Try breaking down your prep into sections: Plan to cook a healthy carb (rice, quinoa, sweet potatoes, etc.), a protein (chicken, ground turkey, tofu, hard boiled eggs, etc.) and plenty of veggies, whether this be by roasting them or chopping them up into manageable pieces so you can throw together a quick salad. Double your recipes and freeze them if you’re able, or portion out all your lunches and leave individual components separate so you can mix and match for dinner.
If eating the same meal every day sounds boring, change it up by making or buying a healthy sauce or dressing to switch your meal around. These are easy to freeze in individual portions and can take your meal to the next level. You can also bring leftovers back to life by turning them into a new type of dish, whether that be a grain bowl, a soup or a salad.
Another great way to get more bang for your metaphorical buck is to multitask while you meal prep. It’s easy to catch up on your favorite Netflix show while stirring a pot of rice. Listen to music, an informative podcast or even an audiobook for one of your classes while you cook. Got an exam coming up? Grab a friend to quiz you over FaceTime while you prep. Making your prep process fun means that you’re more likely to stick to it.

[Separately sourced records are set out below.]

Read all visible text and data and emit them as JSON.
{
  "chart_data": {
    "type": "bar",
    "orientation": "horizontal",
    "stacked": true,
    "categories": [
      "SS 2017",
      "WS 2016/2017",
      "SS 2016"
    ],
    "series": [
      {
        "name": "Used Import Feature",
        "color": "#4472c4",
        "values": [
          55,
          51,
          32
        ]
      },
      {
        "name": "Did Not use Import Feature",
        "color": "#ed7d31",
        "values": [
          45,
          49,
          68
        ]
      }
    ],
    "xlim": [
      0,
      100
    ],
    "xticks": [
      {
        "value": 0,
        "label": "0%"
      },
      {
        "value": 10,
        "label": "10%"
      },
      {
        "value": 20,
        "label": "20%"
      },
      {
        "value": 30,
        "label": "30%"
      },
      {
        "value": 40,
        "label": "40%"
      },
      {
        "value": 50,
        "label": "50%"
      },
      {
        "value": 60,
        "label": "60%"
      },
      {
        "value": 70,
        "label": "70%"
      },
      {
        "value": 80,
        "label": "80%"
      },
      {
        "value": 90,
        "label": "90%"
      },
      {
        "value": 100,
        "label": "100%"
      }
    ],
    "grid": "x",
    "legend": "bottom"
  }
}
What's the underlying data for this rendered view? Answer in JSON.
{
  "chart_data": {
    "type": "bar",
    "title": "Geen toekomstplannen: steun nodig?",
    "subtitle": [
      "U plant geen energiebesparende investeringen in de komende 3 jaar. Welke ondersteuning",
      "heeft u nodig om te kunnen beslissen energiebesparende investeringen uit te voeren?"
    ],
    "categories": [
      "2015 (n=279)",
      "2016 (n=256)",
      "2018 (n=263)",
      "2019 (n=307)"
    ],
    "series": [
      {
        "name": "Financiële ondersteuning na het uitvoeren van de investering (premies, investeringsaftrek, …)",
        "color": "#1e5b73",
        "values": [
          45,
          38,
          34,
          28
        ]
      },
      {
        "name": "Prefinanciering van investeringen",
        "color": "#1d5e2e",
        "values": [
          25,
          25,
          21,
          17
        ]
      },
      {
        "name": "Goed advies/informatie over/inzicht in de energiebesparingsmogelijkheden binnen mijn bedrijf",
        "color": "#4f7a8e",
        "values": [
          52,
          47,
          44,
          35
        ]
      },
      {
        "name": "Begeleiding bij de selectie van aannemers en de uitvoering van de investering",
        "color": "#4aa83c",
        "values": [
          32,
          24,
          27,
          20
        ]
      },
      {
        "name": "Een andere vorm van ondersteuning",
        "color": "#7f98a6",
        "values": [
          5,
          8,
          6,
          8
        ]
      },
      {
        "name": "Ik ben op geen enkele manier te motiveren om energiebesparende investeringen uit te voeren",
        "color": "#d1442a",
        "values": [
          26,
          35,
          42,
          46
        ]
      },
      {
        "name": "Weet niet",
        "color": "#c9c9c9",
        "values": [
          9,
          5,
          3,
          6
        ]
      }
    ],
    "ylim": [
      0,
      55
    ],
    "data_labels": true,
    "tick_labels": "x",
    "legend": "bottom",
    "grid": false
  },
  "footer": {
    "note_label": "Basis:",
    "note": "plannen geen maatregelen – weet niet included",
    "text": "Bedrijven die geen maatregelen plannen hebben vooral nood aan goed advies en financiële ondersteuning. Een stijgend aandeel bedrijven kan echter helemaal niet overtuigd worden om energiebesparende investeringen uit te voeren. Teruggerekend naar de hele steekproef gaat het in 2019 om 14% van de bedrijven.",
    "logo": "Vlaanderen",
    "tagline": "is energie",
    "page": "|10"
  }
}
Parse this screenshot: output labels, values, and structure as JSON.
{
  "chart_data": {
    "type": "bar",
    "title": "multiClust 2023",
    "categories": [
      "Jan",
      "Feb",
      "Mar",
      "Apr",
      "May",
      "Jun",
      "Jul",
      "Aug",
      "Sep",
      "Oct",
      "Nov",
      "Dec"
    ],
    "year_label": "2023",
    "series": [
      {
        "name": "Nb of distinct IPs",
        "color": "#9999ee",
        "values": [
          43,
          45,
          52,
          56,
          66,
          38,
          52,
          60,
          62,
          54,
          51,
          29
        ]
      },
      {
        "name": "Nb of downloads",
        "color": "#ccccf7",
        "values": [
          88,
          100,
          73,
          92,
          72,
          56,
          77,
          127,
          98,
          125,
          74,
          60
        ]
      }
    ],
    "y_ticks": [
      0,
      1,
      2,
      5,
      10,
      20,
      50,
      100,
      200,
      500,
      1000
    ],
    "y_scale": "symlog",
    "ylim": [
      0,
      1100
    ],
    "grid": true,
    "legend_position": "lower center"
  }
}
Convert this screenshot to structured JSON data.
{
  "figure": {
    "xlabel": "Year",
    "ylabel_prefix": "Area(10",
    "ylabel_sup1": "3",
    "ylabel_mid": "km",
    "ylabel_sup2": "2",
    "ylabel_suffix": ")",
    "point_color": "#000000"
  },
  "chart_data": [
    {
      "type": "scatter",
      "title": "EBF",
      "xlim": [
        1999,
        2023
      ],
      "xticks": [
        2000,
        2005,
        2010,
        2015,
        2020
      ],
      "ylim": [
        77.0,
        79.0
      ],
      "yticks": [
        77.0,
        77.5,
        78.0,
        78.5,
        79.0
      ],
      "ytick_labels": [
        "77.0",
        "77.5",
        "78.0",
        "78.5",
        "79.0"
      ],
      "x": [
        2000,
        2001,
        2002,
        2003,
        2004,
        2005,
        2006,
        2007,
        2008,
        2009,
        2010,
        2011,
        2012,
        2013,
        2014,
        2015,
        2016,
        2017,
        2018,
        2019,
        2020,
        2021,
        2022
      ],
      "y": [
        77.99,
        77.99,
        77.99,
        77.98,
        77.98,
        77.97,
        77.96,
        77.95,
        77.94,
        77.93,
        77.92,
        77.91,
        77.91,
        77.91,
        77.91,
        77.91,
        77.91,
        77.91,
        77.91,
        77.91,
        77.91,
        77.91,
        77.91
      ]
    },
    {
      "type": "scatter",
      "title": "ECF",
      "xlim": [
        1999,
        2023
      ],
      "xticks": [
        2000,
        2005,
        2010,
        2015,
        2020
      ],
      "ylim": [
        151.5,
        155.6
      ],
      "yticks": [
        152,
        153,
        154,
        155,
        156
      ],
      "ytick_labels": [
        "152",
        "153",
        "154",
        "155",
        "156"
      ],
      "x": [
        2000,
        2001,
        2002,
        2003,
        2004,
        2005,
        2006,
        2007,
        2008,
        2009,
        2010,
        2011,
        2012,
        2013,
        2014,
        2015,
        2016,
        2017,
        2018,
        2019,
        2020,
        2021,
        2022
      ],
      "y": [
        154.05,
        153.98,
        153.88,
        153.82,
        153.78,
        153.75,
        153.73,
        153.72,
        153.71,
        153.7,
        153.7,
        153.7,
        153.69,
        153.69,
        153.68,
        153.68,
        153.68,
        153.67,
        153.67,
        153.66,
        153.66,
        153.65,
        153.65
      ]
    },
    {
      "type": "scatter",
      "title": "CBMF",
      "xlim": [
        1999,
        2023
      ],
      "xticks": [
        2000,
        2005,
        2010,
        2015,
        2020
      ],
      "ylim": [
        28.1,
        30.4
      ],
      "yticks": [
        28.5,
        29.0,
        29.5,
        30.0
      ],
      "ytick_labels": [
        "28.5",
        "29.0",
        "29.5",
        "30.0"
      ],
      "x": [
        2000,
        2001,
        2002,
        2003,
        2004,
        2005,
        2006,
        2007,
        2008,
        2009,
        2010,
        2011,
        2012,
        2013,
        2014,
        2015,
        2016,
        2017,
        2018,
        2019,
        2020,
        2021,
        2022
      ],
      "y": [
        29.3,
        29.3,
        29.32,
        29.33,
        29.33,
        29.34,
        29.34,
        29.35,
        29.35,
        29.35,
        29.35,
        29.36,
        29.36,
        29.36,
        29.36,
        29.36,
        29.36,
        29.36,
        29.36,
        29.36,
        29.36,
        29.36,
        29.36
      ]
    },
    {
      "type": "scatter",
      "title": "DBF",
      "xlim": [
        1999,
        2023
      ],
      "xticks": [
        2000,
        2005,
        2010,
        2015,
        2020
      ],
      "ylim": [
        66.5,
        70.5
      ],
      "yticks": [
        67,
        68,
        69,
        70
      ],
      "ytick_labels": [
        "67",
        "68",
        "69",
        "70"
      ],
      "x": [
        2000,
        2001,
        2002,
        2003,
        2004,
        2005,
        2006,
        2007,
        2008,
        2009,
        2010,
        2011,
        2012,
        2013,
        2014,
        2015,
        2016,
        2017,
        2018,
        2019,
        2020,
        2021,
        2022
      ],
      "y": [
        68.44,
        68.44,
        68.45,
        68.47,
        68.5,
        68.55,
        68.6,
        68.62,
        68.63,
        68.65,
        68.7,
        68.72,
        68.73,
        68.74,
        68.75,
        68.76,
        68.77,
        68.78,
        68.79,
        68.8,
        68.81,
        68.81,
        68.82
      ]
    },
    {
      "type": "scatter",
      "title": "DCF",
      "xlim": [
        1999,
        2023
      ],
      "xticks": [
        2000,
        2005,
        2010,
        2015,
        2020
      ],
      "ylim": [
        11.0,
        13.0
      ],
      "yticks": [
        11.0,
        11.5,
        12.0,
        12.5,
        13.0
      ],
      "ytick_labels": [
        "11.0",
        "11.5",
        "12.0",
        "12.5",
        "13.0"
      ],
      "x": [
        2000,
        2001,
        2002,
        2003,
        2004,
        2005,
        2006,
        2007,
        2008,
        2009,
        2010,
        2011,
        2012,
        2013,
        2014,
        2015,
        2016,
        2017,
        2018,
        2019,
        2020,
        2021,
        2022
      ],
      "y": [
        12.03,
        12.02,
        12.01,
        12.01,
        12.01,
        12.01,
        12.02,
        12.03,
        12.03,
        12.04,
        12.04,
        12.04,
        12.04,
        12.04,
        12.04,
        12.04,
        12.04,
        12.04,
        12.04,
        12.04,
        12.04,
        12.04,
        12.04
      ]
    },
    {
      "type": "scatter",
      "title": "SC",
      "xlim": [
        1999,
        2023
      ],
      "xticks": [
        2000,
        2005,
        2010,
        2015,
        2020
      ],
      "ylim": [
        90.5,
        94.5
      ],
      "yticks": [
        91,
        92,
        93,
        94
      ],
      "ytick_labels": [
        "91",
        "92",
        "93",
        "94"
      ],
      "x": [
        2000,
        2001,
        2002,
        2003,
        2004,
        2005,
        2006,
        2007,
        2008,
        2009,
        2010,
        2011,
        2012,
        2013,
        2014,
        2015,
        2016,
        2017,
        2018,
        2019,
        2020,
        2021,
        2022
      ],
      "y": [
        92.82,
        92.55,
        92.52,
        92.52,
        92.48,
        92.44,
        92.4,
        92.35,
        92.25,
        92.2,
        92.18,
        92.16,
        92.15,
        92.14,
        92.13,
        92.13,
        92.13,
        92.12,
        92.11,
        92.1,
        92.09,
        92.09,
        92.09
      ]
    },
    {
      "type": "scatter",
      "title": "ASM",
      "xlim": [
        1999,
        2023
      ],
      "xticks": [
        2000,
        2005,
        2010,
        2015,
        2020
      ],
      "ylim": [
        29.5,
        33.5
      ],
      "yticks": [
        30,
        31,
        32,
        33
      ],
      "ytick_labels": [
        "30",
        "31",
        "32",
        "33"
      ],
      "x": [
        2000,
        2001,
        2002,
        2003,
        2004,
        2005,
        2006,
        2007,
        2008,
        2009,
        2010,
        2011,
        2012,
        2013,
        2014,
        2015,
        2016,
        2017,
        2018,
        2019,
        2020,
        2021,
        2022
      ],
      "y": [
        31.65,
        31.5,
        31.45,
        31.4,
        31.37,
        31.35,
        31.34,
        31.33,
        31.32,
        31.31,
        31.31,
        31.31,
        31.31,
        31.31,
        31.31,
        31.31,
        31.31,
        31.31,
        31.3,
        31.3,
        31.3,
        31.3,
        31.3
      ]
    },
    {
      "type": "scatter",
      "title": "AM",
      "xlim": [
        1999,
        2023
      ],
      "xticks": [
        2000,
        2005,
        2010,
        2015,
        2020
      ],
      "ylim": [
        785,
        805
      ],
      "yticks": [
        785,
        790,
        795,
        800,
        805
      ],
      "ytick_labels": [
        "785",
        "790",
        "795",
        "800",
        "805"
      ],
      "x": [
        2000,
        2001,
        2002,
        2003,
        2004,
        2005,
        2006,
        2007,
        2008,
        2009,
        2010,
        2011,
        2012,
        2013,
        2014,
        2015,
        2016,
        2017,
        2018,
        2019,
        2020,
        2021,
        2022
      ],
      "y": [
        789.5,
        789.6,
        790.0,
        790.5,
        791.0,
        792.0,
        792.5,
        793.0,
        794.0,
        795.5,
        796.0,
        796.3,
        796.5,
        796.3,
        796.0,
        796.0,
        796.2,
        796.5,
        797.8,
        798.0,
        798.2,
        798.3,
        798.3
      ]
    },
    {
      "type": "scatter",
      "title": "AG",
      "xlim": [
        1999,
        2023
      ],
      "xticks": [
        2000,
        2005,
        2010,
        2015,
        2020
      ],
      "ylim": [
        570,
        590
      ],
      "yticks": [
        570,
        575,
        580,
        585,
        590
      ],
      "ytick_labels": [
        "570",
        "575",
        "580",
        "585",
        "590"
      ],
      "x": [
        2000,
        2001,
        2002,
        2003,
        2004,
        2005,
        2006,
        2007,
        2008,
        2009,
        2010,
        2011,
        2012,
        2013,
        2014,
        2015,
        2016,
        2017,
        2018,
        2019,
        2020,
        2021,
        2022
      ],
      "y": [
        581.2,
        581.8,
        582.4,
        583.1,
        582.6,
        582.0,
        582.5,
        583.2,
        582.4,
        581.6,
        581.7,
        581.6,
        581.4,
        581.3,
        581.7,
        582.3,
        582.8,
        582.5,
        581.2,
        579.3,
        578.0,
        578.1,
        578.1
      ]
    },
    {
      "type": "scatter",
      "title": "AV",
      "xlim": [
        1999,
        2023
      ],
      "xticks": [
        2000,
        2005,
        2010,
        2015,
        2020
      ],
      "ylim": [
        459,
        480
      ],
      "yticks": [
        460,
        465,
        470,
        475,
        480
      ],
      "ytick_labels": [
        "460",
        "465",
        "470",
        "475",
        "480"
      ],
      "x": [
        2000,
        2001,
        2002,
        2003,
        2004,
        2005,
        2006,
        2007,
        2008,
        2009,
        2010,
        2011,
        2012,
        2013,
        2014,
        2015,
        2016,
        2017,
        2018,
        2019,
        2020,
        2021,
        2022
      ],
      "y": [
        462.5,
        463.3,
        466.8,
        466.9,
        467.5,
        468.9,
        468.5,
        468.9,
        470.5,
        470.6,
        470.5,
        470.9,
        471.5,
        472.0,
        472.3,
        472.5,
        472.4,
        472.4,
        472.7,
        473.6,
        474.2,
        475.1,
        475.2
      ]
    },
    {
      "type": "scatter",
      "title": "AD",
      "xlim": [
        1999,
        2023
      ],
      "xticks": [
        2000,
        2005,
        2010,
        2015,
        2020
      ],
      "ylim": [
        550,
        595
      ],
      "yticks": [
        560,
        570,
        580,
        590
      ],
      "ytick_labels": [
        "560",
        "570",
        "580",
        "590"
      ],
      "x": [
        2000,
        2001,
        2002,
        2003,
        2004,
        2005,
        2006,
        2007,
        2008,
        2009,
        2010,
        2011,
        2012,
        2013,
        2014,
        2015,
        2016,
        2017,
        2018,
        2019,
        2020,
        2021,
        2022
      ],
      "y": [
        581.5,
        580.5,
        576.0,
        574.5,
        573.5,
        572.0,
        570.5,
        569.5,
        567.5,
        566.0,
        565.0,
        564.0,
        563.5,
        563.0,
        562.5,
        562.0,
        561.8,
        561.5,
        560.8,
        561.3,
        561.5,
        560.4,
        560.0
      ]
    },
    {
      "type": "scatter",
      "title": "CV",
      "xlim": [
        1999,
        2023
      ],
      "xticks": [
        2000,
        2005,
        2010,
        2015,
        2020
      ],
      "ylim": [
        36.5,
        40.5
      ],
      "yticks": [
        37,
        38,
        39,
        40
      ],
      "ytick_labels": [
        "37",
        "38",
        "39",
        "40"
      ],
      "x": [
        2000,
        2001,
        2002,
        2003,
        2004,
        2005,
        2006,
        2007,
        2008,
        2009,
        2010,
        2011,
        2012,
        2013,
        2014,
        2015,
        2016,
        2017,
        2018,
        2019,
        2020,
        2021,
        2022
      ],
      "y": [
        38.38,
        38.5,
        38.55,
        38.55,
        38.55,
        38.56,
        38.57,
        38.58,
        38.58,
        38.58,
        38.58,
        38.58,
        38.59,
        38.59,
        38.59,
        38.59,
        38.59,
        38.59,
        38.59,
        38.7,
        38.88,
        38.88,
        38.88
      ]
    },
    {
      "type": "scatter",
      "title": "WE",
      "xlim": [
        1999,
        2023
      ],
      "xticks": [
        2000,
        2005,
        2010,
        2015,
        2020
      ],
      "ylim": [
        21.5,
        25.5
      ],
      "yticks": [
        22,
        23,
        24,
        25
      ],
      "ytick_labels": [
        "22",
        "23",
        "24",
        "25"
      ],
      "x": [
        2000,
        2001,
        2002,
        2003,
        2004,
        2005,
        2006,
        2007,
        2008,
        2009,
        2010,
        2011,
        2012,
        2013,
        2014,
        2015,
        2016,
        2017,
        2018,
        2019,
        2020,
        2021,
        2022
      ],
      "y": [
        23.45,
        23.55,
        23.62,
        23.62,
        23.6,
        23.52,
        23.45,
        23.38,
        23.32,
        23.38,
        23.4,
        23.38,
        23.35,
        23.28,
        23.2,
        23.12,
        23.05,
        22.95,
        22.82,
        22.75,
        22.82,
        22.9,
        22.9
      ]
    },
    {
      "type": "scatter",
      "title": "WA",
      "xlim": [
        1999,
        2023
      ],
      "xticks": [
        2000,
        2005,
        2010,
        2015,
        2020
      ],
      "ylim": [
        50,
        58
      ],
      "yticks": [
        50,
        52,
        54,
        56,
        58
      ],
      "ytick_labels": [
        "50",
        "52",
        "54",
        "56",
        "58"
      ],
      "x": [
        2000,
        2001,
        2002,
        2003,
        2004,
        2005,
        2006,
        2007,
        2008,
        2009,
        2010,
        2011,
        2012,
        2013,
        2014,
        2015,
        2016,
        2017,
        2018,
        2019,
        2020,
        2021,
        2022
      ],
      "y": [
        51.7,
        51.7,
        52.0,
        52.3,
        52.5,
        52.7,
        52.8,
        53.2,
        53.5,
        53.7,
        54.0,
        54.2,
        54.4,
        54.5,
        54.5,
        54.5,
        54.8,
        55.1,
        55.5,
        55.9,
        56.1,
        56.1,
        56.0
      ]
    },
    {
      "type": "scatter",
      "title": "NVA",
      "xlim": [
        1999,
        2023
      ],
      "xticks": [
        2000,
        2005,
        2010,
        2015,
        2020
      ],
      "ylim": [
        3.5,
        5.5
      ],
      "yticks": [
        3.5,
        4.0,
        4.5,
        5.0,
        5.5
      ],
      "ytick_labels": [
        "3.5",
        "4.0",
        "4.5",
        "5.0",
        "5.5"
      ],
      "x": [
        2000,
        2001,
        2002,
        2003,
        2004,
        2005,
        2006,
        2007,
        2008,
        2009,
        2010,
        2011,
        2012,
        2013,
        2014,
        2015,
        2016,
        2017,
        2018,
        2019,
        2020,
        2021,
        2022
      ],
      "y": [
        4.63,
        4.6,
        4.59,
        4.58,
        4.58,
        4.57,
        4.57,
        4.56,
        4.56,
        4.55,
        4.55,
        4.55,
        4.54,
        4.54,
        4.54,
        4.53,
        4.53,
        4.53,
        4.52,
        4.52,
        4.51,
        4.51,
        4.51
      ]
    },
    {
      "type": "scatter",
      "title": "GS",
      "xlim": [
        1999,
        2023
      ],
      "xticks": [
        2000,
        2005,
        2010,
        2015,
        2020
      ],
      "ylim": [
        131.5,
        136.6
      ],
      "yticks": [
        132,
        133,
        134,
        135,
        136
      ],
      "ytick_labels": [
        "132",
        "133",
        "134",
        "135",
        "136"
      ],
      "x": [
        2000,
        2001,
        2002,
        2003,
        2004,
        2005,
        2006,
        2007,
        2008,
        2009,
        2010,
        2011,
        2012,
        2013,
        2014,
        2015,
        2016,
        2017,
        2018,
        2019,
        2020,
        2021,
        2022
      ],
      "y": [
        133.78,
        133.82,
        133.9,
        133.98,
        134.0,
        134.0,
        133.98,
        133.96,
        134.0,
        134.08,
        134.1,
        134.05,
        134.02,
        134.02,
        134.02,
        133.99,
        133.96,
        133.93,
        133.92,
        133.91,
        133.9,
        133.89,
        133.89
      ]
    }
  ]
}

Many staple items are understandably scarce at grocery stores right now. Make do with what you can find. Mix and match. Figure out a few simple meals that work for you and work them into your rotation. Don’t stress, either. Quarantine offers a low-stakes time to make mistakes, burn your chicken and cook to your personal needs. If you put in some time now, eating smart once you’re back on campus will be no sweat at all.